Если он когда-нибудь его напишет. Нет, написать-то он напишет. Вопрос в другом: кто его напечатает? Нынешнее предложение он принял отчасти для того, чтобы убежать от стыда: его последний роман, «Небольшая передышка», отклонили двенадцать издательств. И все же он был убежден, что книга вполне неплоха. Все признавали — такого же уровня, как предыдущие; в том-то и была загвоздка. Уже много лет его продажи еле теплились; белый цвет кожи, далеко не юный возраст, никакого имиджа для придания веса, как у некоторых самодовольных говорунов, не сходящих с телеэкрана. С его точки зрения, этот роман — если не сказать Роман — доносил нетривиальные истины путем мастерского смешения сокровенных голосов; а людям в наше время подавай что-нибудь погромче. «Наверное, я должен убить жену, а потом написать об этом книгу», — сетовал он в минуты жалости к себе. Впрочем, жены у него не было, разве что бывшая, но и та вызывала сентиментальные, а не кровожадные чувства. Нет, романы его были хороши, однако же недостаточно хороши, что правда, то правда. Один издатель написал его литагенту, что «Небольшая передышка» — это «классическая, добротная книга обычного уровня, но беда в том, что обычного уровня больше не существует». А литагент, видимо, по простоте душевной передал ему это суждение.
— Маэстро?
Его вернула к действительности Кейт, самая толковая из всей группы, даром что в ее рассказах всегда был перебор собак. Один раз он написал красной ручкой на полях: «Убить собаку». Следующий рассказ, который она представила на суд однокашников, назывался «Бессмертная такса». Ему это понравилось. Пикировка, подумал он, может оказаться почти такой же приятной, как любовь, а порой и лучше.

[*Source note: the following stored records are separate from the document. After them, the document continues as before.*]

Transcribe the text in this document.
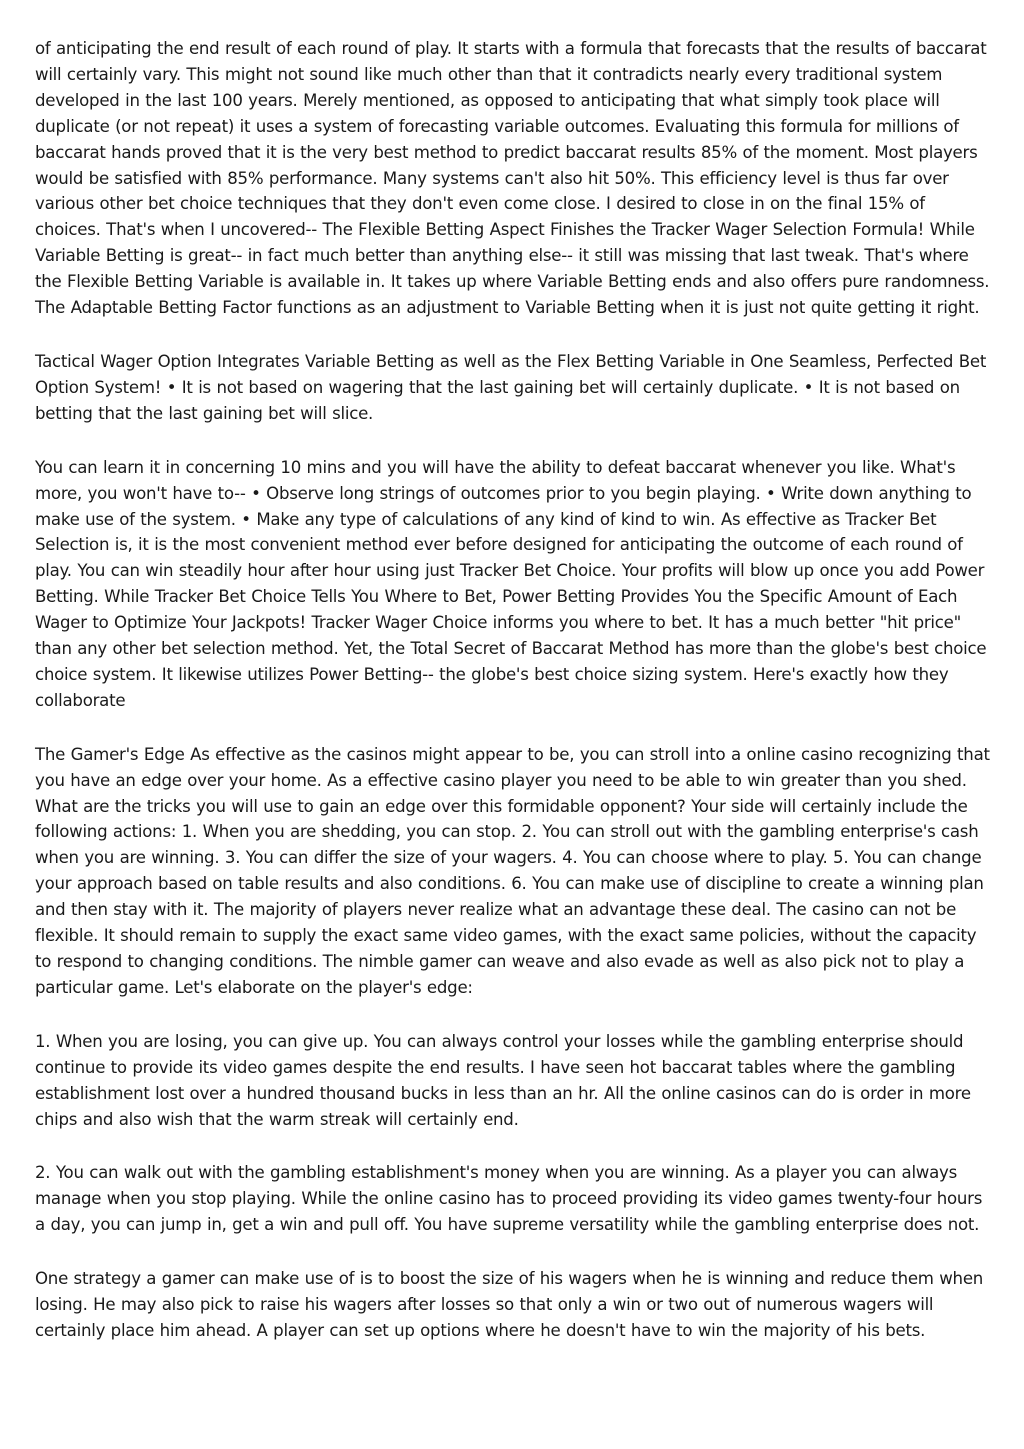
of anticipating the end result of each round of play. It starts with a formula that forecasts that the results of baccarat will certainly vary. This might not sound like much other than that it contradicts nearly every traditional system developed in the last 100 years. Merely mentioned, as opposed to anticipating that what simply took place will duplicate (or not repeat) it uses a system of forecasting variable outcomes. Evaluating this formula for millions of baccarat hands proved that it is the very best method to predict baccarat results 85% of the moment. Most players would be satisfied with 85% performance. Many systems can't also hit 50%. This efficiency level is thus far over various other bet choice techniques that they don't even come close. I desired to close in on the final 15% of choices. That's when I uncovered-- The Flexible Betting Aspect Finishes the Tracker Wager Selection Formula! While Variable Betting is great-- in fact much better than anything else-- it still was missing that last tweak. That's where the Flexible Betting Variable is available in. It takes up where Variable Betting ends and also offers pure randomness. The Adaptable Betting Factor functions as an adjustment to Variable Betting when it is just not quite getting it right.

Tactical Wager Option Integrates Variable Betting as well as the Flex Betting Variable in One Seamless, Perfected Bet Option System! • It is not based on wagering that the last gaining bet will certainly duplicate. • It is not based on betting that the last gaining bet will slice.

You can learn it in concerning 10 mins and you will have the ability to defeat baccarat whenever you like. What's more, you won't have to-- • Observe long strings of outcomes prior to you begin playing. • Write down anything to make use of the system. • Make any type of calculations of any kind of kind to win. As effective as Tracker Bet Selection is, it is the most convenient method ever before designed for anticipating the outcome of each round of play. You can win steadily hour after hour using just Tracker Bet Choice. Your profits will blow up once you add Power Betting. While Tracker Bet Choice Tells You Where to Bet, Power Betting Provides You the Specific Amount of Each Wager to Optimize Your Jackpots! Tracker Wager Choice informs you where to bet. It has a much better "hit price" than any other bet selection method. Yet, the Total Secret of Baccarat Method has more than the globe's best choice choice system. It likewise utilizes Power Betting-- the globe's best choice sizing system. Here's exactly how they collaborate

The Gamer's Edge As effective as the casinos might appear to be, you can stroll into a online casino recognizing that you have an edge over your home. As a effective casino player you need to be able to win greater than you shed. What are the tricks you will use to gain an edge over this formidable opponent? Your side will certainly include the following actions: 1. When you are shedding, you can stop. 2. You can stroll out with the gambling enterprise's cash when you are winning. 3. You can differ the size of your wagers. 4. You can choose where to play. 5. You can change your approach based on table results and also conditions. 6. You can make use of discipline to create a winning plan and then stay with it. The majority of players never realize what an advantage these deal. The casino can not be flexible. It should remain to supply the exact same video games, with the exact same policies, without the capacity to respond to changing conditions. The nimble gamer can weave and also evade as well as also pick not to play a particular game. Let's elaborate on the player's edge:

1. When you are losing, you can give up. You can always control your losses while the gambling enterprise should continue to provide its video games despite the end results. I have seen hot baccarat tables where the gambling establishment lost over a hundred thousand bucks in less than an hr. All the online casinos can do is order in more chips and also wish that the warm streak will certainly end.

2. You can walk out with the gambling establishment's money when you are winning. As a player you can always manage when you stop playing. While the online casino has to proceed providing its video games twenty-four hours a day, you can jump in, get a win and pull off. You have supreme versatility while the gambling enterprise does not.

One strategy a gamer can make use of is to boost the size of his wagers when he is winning and reduce them when losing. He may also pick to raise his wagers after losses so that only a win or two out of numerous wagers will certainly place him ahead. A player can set up options where he doesn't have to win the majority of his bets.
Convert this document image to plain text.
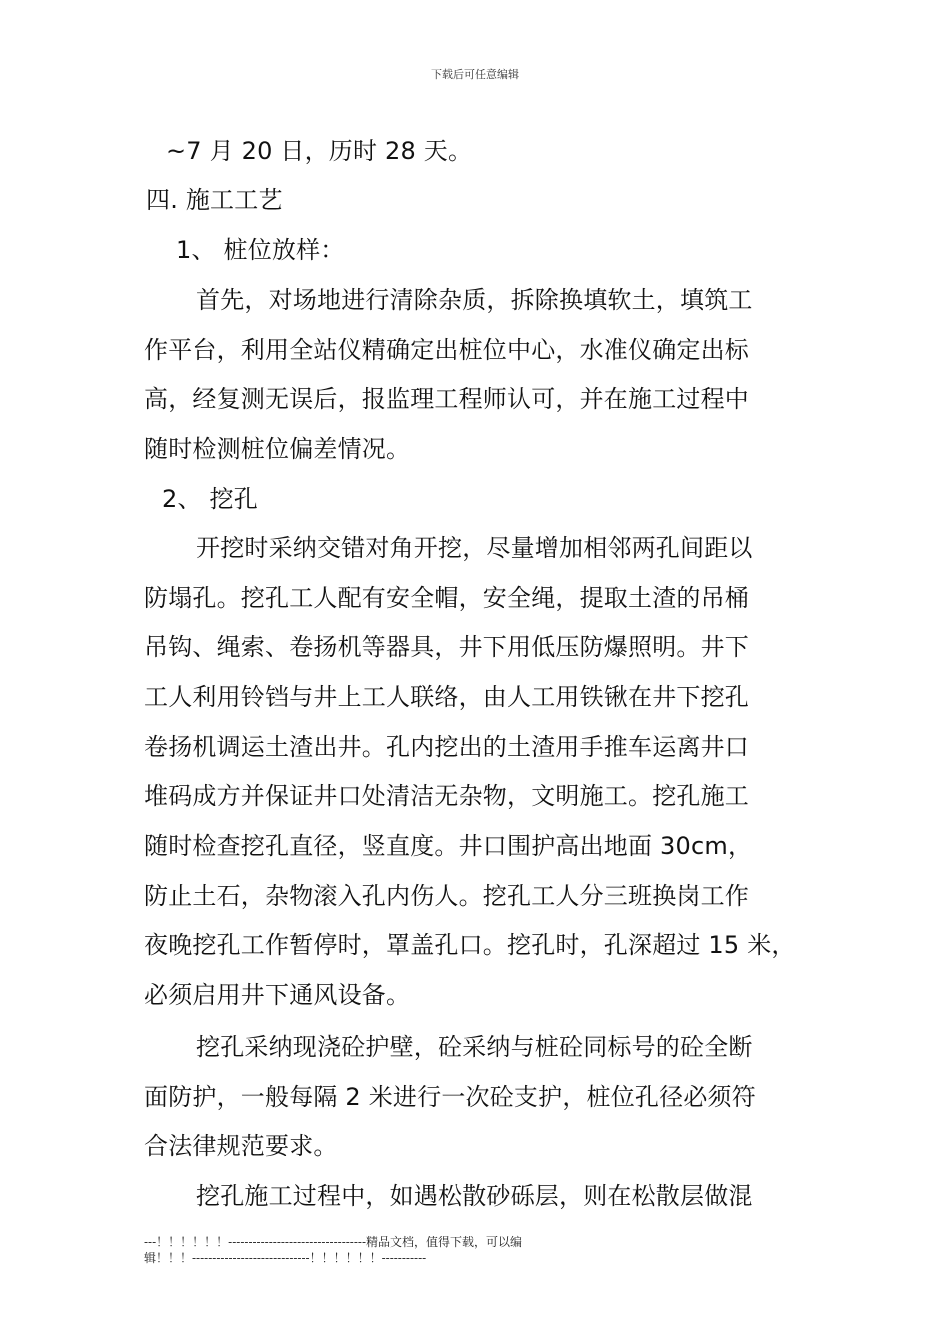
下载后可任意编辑
~7 月 20 日，历时 28 天。
四. 施工工艺
1、 桩位放样：
首先，对场地进行清除杂质，拆除换填软土，填筑工
作平台，利用全站仪精确定出桩位中心，水准仪确定出标
高，经复测无误后，报监理工程师认可，并在施工过程中
随时检测桩位偏差情况。
2、 挖孔
开挖时采纳交错对角开挖，尽量增加相邻两孔间距以
防塌孔。挖孔工人配有安全帽，安全绳，提取土渣的吊桶
吊钩、绳索、卷扬机等器具，井下用低压防爆照明。井下
工人利用铃铛与井上工人联络，由人工用铁锹在井下挖孔
卷扬机调运土渣出井。孔内挖出的土渣用手推车运离井口
堆码成方并保证井口处清洁无杂物，文明施工。挖孔施工
随时检查挖孔直径，竖直度。井口围护高出地面 30cm，
防止土石，杂物滚入孔内伤人。挖孔工人分三班换岗工作
夜晚挖孔工作暂停时，罩盖孔口。挖孔时，孔深超过 15 米，
必须启用井下通风设备。
挖孔采纳现浇砼护壁，砼采纳与桩砼同标号的砼全断
面防护，一般每隔 2 米进行一次砼支护，桩位孔径必须符
合法律规范要求。
挖孔施工过程中，如遇松散砂砾层，则在松散层做混
---！！！！！！----------------------------------精品文档，值得下载，可以编
辑！！！-----------------------------！！！！！！-----------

— По-моему, вы учли все мои замечания, — сказал он.
Хотя главное его замечание, не высказанное вслух по причине мягкости характера, сводилось к следующему: почему этот мужской персонаж одержим у вас экзистенциальной тревогой — в точности как все предыдущие? Но он не произносил таких слов, ощущая уязвимость студентов как свою собственную. Вместо этого, видя, что прошла примерно половина занятия, он просто объявил «перекур».

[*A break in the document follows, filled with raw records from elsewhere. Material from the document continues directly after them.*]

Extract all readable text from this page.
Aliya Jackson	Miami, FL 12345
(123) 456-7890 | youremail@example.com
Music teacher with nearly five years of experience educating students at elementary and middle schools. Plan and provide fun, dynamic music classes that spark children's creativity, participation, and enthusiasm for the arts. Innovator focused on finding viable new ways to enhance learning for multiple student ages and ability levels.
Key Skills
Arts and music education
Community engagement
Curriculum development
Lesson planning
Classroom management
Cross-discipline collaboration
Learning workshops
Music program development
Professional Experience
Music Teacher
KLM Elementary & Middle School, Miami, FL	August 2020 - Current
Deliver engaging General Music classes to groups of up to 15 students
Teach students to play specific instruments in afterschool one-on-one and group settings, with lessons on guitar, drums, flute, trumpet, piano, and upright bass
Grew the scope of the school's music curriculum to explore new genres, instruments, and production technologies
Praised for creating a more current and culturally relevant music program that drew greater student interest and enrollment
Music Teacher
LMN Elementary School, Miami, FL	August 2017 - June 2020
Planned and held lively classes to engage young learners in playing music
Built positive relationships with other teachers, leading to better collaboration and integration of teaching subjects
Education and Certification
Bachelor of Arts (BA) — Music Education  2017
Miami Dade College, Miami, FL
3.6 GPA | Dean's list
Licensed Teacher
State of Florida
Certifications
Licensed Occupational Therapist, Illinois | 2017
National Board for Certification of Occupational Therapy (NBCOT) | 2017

Он зачастую присоединялся к троице курильщиков и теснился вместе с ними возле урны. Но сегодня он широким шагом направился прочь, как будто по делу. Впрочем, это соответствовало действительности. Он дошел до ближайшей границы расположенного на склоне кампуса и стал всматриваться в плоскую, невразумительную сельскохозяйственную даль. Ему даже не пришлось закуривать. Вид, отмеченный безграничной заурядностью, действовал не хуже никотина. В молодости его грела мысль, что он не такой, как все, заведомо особенный; нынче он утешался напоминаниями о собственной — о нашей собственной — незначительности. Они его успокаивали.
Маэстро. Он про себя хмыкнул. При первом знакомстве кто-то из аудитории обратился к нему «профессор». Это вызвало у него усмешку: он ведь не имел ученого звания и предпочитал считать себя писателем в ряду других писателей. Но с другой стороны, ему не хотелось, чтоб студенты называли его по имени. Как-никак, необходимо держать дистанцию. А «мистер» тоже звучало как-то нелепо.
— А давайте мы будем называть вас просто «маэстро», — предложила Кейт.
Он посмеялся:
— Разве что иронически.
Он снова хмыкнул. Временами прозвище звучало небезобидно. Как бы он гордился, из года в год видя свое имя на титульном листе и суперобложке новой книги! Но что это меняет? Имя Джейн Остен лишь дважды при ее жизни появилось в печати, да и то в каталогах подписки на издания других авторов. Ладно, хватит, хватит.
Время от времени он разнообразил учебный процесс, предлагая студентам какой-нибудь текст, который, по его мнению, был бы им полезен или, по крайней мере, давал бы некие ориентиры. Так и на этом вечернем занятии он раздал ксерокопии рассказа «Посвящается Швейцарии»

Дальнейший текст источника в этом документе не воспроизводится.